Passado uns poucos dias, aliás, estávamos no Natal quando tudo aconteceu. Já tinha feito todo o combinado com a mulher do cais, meu pedido se materializa e eu não me dou conta.
Aparece ele, na minha rede social predileta, achando (depois fui saber) que já me conhecia. Talvez já, né, de outros tempos astrais, quem sabe? Macumbeiro também tá aqui pra elocubrar, claro! Fotos discretas porém informativas: sambista, de sorriso largo, mulheres próximas e voz meio rouca. Desconfiada, já achei que as mulheres seriam esposa e filhas e dei logo um "te oriente", ao que recebi de retorno "são minha irmã e minhas sobrinhas", sem graça, segui com um "ah, tá" e emendei um assunto qualquer. Conversamos por muito tempo e resolvermos marcar um encontro. Bom, minha cabeça é d'água, já dizia meu pai de santo, a água sempre está presente na minha vida. Nos encontramos no dia em que caía uma chuva boa no Rio. Pois bem, agora me dou conta que isso é bem simbólico para uma cabeça que tem correntes fortes e ondas, ora leves como um carinho de gato, ora intensas como um furacão que te levanta e te desce com fúria. Conversamos, rimos, soube um pouco mais do dono da voz grave e rouca.  Fomos ao restaurante que eu gosto e ele bebeu água, enquanto eu experimentava os drinks do cardápio entre um relato e outro. Ele riu pouco nesse dia, quando ria, um sorriso largo tomava conta daquela cara e seus olhos ficavam pequenos, acho que era para caber todo aquele sorriso no rosto. Me deu a mão logo no primeiro dia e eu peguei, sem jeito, sem entender a profundidade, sem saber quem era o viajante de viagem curta, num dia de chuva, com voz grave, que se ofereceu, generoso, em educação e boa vontade e em troca pediu apenas água, muita água.
Demorei uns dias a vê-lo novamente. Não achei que funcionaria, apesar de todo encanto que aquele que trazia o amor de Oxóssi no peito, me fazia sentir. Eu, com tanto tempo dentro do que penso ser minha espiritualidade, não botei fé na intuição e na força dos meus pedidos. Ele sim, ele acreditou no que pediu. Não disse? Sim, ele também pediu, não para Navalha, mas para Osun. Mas sábio, não se preocupou com meu pequeno afastamento. Esperou que eu viesse como os animais que saem a esmo, fugidos ou perdidos, que voltam ao local de origem sem que se faça alarde. Voltei e ele estava lá.
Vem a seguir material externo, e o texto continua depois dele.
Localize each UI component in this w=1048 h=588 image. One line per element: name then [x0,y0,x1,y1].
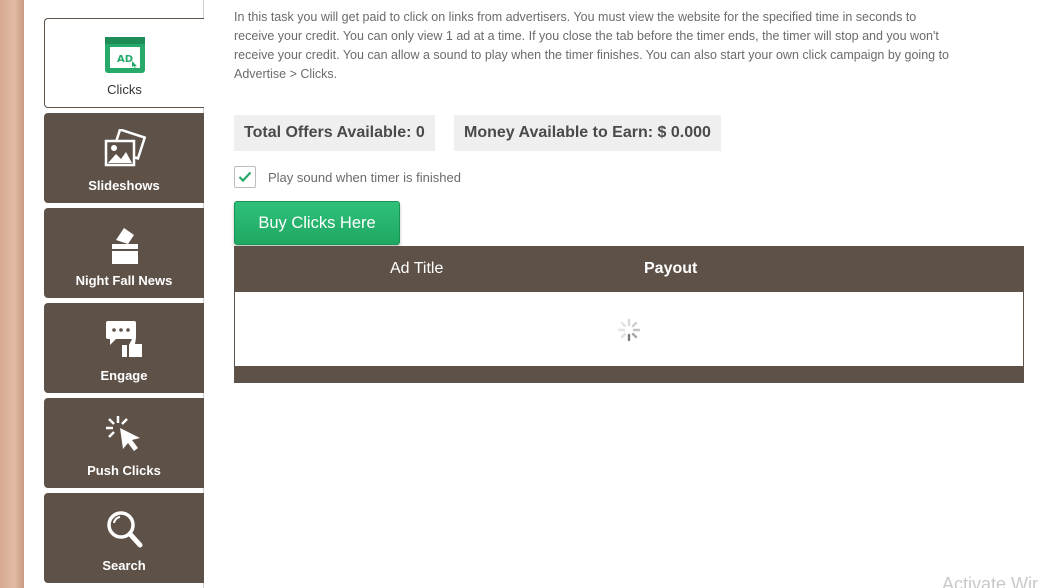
description-line: Advertise > Clicks. [234,67,338,81]
buy-clicks-button[interactable]: Buy Clicks Here [234,201,400,245]
task-description: In this task you will get paid to click … [234,8,1024,84]
checkmark-icon [238,171,252,183]
total-offers-badge: Total Offers Available: 0 [234,115,435,151]
ads-table-footer [234,366,1024,383]
sidebar-item-label: Search [102,558,146,573]
search-icon [102,509,146,549]
sidebar-item-label: Night Fall News [75,273,173,288]
sidebar-item-label: Engage [100,368,148,383]
slideshow-icon [102,127,147,169]
cursor-click-icon [102,414,146,454]
browser-edge [0,0,24,588]
column-header-payout[interactable]: Payout [644,260,697,278]
engage-icon [102,319,146,359]
sidebar-item-clicks[interactable]: AD Clicks [44,18,204,108]
description-line: receive your credit. You can allow a sou… [234,48,949,62]
activate-windows-watermark: Activate Wir [942,574,1039,588]
loading-spinner-icon [617,318,641,342]
sidebar-item-push-clicks[interactable]: Push Clicks [44,398,204,488]
sidebar-item-label: Slideshows [88,178,160,193]
sidebar-item-engage[interactable]: Engage [44,303,204,393]
money-available-badge: Money Available to Earn: $ 0.000 [454,115,721,151]
ad-icon: AD [103,35,147,75]
column-header-ad-title[interactable]: Ad Title [390,260,443,278]
description-line: In this task you will get paid to click … [234,10,917,24]
sidebar-item-label: Push Clicks [87,463,161,478]
sidebar-item-search[interactable]: Search [44,493,204,583]
sidebar-item-label: Clicks [107,82,142,97]
ads-table-body [234,292,1024,367]
ads-table-header: Ad Title Payout [234,246,1024,292]
sidebar-item-night-fall-news[interactable]: Night Fall News [44,208,204,298]
description-line: receive your credit. You can only view 1… [234,29,939,43]
sidebar-item-slideshows[interactable]: Slideshows [44,113,204,203]
svg-text:AD: AD [116,54,132,65]
ballot-box-icon [102,224,146,264]
play-sound-checkbox[interactable] [234,166,256,188]
play-sound-label[interactable]: Play sound when timer is finished [268,170,461,185]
O mesmo rosto, a mesma voz, e dessa vez, com mais sorrisos, daqueles, que como disse, o fazem fechar os olhos e o deixam ainda mais divinal. Navalha me deu nas águas o que pedi a ela em silêncio. E no silêncio velo agora o sono daquele que não duvidou em nenhum momento que eu era mesmo o presente dele. Não esqueço mais do que peço e nem duvido das águas que correm na minha cabeça. Olhos lavados e coração aquecido, sigo louvando os que vieram na minha frente. Laroyê, Navalha. A bênção, minha mãe Osun.